It is any wonder that, with a near-record 46.5 million people on food stamps in this country and the jobs market being so weak, the poverty rate is on track to hit the highest level since 1965? (Source: Associated Press, July 23, 2012.)
The official census figures will be released this fall to confirm this number, but studies are concluding that almost one-in-six people in the U.S. fell beneath the poverty line last year.
It is amazing that investors wonder why consumer spending is not rising in this country.
The Georgetown Center on Poverty, Inequality and Public Policy noted that, with so many discouraged workers in the jobs market, unemployment benefits eventually expire, leaving them destitute. The institute noted that it is hard for these people to find opportunity in such a weak jobs market.
It cited another problem with this jobs market: the stagnation in wage growth is another factor leading to poverty. The institute believes that the poverty rate will continue to climb in the next few years because of what it sees as a very weak jobs market.
With the unemployment reports, dear reader, I have been stressing that the jobs market is worse than it is, because there are many discouraged workers that are not counted.

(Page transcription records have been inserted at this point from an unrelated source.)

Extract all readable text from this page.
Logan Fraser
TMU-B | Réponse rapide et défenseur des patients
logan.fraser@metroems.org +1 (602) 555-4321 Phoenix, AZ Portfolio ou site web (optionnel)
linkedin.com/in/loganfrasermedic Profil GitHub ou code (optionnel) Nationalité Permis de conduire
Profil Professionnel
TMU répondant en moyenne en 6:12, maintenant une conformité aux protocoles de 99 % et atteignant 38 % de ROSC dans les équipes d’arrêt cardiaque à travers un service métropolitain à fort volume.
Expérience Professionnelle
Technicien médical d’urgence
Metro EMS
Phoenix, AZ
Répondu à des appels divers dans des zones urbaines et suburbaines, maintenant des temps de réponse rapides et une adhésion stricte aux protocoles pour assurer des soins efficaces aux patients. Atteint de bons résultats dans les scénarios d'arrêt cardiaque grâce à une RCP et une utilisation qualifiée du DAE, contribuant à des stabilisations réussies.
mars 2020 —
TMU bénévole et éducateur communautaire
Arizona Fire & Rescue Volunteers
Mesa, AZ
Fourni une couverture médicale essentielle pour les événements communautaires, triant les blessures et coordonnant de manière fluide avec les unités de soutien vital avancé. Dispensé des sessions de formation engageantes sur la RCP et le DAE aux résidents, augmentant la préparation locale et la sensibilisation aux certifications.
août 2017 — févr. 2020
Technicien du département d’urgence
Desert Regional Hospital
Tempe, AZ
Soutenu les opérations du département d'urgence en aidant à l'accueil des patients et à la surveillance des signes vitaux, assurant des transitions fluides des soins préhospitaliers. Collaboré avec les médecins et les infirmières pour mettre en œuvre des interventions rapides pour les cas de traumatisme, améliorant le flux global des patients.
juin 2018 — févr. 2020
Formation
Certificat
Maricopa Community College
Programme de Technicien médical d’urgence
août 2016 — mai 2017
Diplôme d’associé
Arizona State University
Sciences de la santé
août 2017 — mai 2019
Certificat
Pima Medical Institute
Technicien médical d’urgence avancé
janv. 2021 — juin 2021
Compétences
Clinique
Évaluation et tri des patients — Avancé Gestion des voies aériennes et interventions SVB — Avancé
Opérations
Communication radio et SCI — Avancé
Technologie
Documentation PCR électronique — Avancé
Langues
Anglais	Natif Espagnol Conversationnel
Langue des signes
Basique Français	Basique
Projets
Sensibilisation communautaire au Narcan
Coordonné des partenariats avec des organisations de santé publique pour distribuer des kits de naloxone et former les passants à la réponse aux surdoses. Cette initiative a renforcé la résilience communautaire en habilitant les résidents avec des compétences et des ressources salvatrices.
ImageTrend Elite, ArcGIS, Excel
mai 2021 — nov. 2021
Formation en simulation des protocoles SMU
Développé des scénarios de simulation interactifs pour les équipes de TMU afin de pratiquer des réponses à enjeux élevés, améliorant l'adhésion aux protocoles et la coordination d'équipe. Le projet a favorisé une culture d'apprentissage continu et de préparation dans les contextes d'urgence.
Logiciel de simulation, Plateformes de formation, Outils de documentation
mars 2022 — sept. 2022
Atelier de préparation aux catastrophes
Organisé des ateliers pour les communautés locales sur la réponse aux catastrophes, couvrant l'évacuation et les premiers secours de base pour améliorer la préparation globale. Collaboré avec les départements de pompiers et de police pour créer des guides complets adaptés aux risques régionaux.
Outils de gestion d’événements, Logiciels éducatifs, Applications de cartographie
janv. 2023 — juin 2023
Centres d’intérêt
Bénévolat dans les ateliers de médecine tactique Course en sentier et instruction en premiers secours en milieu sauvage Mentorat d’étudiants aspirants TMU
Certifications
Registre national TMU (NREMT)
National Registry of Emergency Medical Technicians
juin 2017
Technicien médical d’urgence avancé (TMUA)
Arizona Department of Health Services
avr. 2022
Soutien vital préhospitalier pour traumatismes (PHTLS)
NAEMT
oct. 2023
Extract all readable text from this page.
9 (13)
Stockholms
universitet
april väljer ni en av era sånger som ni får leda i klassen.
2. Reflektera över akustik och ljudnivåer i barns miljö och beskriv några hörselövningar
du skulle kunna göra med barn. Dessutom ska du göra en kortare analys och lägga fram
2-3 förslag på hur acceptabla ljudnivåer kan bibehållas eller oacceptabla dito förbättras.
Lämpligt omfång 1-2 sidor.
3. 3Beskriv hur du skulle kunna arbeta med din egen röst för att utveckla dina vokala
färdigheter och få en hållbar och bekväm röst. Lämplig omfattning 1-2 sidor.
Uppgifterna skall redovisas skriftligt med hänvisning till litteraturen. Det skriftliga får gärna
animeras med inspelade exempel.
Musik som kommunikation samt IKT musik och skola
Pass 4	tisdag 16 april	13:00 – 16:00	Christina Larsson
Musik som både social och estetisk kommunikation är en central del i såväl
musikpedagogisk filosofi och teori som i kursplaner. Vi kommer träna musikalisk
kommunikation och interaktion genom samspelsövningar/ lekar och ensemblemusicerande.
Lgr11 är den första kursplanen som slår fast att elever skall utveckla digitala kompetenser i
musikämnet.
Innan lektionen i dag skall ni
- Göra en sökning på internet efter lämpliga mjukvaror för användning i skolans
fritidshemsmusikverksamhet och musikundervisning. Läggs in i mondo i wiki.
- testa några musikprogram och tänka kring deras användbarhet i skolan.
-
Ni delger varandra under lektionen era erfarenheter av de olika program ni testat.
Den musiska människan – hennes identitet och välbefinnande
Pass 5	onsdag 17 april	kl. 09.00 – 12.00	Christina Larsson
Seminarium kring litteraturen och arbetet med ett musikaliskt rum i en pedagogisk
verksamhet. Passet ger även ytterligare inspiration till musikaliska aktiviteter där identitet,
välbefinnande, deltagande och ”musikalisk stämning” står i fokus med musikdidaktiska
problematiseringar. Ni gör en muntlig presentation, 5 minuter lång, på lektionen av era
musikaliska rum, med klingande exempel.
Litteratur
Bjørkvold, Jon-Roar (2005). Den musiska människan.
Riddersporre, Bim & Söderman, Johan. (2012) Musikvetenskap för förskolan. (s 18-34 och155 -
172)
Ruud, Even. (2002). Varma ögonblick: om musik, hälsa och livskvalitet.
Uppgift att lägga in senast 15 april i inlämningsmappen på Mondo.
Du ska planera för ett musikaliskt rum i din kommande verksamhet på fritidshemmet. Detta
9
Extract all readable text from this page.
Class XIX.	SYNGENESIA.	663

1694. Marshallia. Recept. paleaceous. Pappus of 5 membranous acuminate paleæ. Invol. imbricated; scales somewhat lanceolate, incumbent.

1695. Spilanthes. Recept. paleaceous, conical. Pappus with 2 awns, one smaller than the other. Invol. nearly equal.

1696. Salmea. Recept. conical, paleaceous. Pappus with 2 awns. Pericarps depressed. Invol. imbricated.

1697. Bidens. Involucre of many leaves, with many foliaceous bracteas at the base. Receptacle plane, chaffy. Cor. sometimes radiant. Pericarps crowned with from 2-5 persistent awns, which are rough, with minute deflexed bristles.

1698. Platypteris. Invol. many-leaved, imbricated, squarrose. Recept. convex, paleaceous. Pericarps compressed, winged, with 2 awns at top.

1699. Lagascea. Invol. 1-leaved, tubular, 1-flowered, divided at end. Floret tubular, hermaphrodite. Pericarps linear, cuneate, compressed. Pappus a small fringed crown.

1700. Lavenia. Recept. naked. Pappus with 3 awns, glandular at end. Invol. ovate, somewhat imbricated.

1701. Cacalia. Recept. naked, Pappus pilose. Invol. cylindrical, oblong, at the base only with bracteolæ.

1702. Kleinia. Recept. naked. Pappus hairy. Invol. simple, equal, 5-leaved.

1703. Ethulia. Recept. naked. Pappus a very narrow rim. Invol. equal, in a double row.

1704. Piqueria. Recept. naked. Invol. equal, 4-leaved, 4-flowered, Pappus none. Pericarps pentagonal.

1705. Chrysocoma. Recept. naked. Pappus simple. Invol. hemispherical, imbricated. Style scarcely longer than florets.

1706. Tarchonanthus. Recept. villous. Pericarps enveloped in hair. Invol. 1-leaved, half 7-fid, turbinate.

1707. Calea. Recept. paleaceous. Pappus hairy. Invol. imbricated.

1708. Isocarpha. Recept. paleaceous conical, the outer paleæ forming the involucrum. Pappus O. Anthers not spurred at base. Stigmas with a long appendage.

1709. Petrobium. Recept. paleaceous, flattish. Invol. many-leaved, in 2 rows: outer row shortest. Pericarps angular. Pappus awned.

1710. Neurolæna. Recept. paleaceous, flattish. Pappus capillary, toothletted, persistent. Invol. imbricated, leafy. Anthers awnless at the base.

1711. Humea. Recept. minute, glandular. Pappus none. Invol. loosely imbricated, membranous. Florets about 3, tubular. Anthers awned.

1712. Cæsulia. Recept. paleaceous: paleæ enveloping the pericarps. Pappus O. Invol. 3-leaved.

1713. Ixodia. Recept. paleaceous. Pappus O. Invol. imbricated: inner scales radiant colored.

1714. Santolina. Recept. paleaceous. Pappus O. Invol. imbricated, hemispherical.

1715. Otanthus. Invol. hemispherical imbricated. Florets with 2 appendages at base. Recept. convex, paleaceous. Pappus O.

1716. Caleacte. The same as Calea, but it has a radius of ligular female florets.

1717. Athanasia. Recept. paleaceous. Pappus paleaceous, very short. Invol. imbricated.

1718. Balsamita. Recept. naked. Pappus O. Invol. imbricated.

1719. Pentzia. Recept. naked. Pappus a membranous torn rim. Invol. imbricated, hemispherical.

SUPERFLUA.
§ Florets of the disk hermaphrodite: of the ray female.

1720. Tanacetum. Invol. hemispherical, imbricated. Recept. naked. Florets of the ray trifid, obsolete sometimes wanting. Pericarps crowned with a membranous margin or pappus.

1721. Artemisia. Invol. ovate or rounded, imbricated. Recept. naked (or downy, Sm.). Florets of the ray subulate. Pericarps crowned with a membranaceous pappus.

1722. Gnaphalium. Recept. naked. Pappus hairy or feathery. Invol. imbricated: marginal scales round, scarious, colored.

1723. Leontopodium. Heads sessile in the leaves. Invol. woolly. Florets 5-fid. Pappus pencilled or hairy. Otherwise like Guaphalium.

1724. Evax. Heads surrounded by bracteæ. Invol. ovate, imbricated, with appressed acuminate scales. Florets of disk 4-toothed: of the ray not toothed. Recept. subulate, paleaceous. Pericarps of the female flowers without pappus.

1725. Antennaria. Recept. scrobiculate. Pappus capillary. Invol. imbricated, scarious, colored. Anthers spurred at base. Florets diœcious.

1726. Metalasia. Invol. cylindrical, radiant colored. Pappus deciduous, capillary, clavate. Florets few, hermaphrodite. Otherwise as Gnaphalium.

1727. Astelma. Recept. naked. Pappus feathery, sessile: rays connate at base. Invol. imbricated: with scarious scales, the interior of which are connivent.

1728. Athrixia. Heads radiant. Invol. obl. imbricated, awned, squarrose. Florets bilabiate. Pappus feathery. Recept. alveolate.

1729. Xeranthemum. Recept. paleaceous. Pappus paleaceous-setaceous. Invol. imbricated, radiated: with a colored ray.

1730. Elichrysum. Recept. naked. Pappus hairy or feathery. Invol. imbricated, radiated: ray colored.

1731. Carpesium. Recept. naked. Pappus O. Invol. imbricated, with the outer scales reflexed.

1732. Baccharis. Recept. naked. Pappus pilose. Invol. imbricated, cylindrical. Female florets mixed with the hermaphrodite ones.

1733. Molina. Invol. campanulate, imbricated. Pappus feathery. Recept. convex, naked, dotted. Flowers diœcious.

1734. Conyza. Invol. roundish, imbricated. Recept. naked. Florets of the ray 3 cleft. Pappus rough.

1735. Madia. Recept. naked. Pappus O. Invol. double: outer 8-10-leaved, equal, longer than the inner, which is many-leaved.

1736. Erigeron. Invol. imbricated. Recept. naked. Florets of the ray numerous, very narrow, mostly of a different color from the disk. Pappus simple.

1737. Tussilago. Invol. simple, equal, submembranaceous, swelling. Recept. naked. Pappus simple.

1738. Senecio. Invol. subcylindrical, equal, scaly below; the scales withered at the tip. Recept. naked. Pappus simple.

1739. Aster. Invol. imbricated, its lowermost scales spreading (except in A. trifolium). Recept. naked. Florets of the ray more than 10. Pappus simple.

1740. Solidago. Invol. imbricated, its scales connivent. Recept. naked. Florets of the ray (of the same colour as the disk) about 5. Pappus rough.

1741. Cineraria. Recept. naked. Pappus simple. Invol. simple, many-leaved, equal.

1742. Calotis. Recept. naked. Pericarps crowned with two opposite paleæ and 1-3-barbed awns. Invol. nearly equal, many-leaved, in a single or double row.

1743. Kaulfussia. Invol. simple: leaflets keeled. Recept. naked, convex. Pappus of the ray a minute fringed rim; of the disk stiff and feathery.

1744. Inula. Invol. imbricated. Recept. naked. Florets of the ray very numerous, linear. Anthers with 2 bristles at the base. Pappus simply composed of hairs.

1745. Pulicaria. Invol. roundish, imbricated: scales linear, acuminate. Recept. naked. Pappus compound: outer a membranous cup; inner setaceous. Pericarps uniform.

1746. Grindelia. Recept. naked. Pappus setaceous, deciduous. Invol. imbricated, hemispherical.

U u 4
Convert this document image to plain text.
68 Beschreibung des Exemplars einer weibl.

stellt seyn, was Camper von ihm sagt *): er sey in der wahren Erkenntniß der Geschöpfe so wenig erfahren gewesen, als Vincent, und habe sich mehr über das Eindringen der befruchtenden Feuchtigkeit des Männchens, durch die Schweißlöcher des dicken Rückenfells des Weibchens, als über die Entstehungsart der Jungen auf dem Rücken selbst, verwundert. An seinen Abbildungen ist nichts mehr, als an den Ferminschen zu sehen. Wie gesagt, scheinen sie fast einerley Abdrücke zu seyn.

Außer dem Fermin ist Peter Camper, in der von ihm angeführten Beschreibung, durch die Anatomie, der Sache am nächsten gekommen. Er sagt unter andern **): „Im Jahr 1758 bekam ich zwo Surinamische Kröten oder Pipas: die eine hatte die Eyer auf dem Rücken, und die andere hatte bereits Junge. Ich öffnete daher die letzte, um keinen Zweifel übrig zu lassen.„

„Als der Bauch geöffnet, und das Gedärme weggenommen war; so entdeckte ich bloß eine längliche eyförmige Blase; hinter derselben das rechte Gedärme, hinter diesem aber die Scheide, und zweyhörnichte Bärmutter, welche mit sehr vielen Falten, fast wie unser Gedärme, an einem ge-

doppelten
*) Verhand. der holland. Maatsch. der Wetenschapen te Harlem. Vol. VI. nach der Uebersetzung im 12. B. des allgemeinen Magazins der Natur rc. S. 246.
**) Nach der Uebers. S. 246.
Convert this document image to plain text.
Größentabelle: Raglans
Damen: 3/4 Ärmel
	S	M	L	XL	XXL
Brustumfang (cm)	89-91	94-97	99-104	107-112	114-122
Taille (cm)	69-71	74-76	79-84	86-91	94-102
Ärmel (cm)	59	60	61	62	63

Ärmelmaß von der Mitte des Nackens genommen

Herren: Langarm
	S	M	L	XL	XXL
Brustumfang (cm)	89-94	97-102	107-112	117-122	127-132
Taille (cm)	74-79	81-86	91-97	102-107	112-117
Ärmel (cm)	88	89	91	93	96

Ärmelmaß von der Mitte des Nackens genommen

These discouraged workers are removed from the jobs market report and are sadly finding themselves included in the poverty statistics. (See: “Number of People Not Working Hits Second Highest Level Ever.”)
The institute noted what I have been harping on for some time about the weak jobs market and that is, if real discretionary income does not rise, people cannot make ends meet. This is why consumer spending is going to have a difficult time rising when incomes and the jobs market are so weak.
Just last week, I wrote in these pages about how, for the first time in its history, Social Security is paying out less than people have put in during their working lifetimes. This is a testimony to the loss of purchasing power equivalent to real discretionary incomes not rising in this country due to the weak jobs market. The result is the inability of consumer spending to rise and the inability of the average American to make ends meet.
The situation is so bad that the push is on with one aspect of life insurance called “life settlements.” (Source: New York Times, August 10, 2012.) You may not want to know, dear reader, that life settlements take place when a living person sells his/her life insurance policy to another entity for an immediate cash payment.
The living person gets cash today, which helps them pay for medical bills and other everyday expenses…maybe their stock portfolio got severely crushed in the financial crisis or Social Security and/or incomes cannot keep pace with expenses in this weak jobs market.
The entity becomes the new beneficiary in return. When the person dies, the money does not go to his/her heirs, but to the entity the person sold the life insurance policy to.
There are so many headwinds against consumer spending as more people sadly enter poverty. The jobs market needs to start creating jobs in this country or more people are going to fall into poverty. How this backdrop points to strong consumer spending is beyond me. If consumer spending makes up 70% of the economy and the jobs market is showing no signs of strength, the economy cannot improve.
Where the Market Stands; Where it’s Headed:
There is not much else I can say about the stock market that I haven’t said above. The economic situation continues to deteriorate each passing day. Europe’s credit crisis and China’s economic slowdown (see: “Chinese Economy Showing Signs of Severe Slowdown”) will sit heavily on America’s shoulders.
I continue to believe the stock market is in the process of putting a top in. That bear market rally that started in March of 2009 is slowly coming to end.
What He Said:
“If I had to pick one stock exchange that would rank as the best performer of 2007, it would be the TSX (Canada’s equivalent of the NYSE). Interest rates in Canada remain very low and they are not expected to rise anytime soon. Americans looking to diversify their portfolios, both as a hedge against the U.S. dollar and a play on gold bullion’s price rise, should consider the TSX. Most brokers in the U.S. can buy stock on this exchange.” Michael Lombardi in Profit Confidential, February 8, 2007. The TSX was one of the top-performing stock markets in 2007, up just under 20% for the year.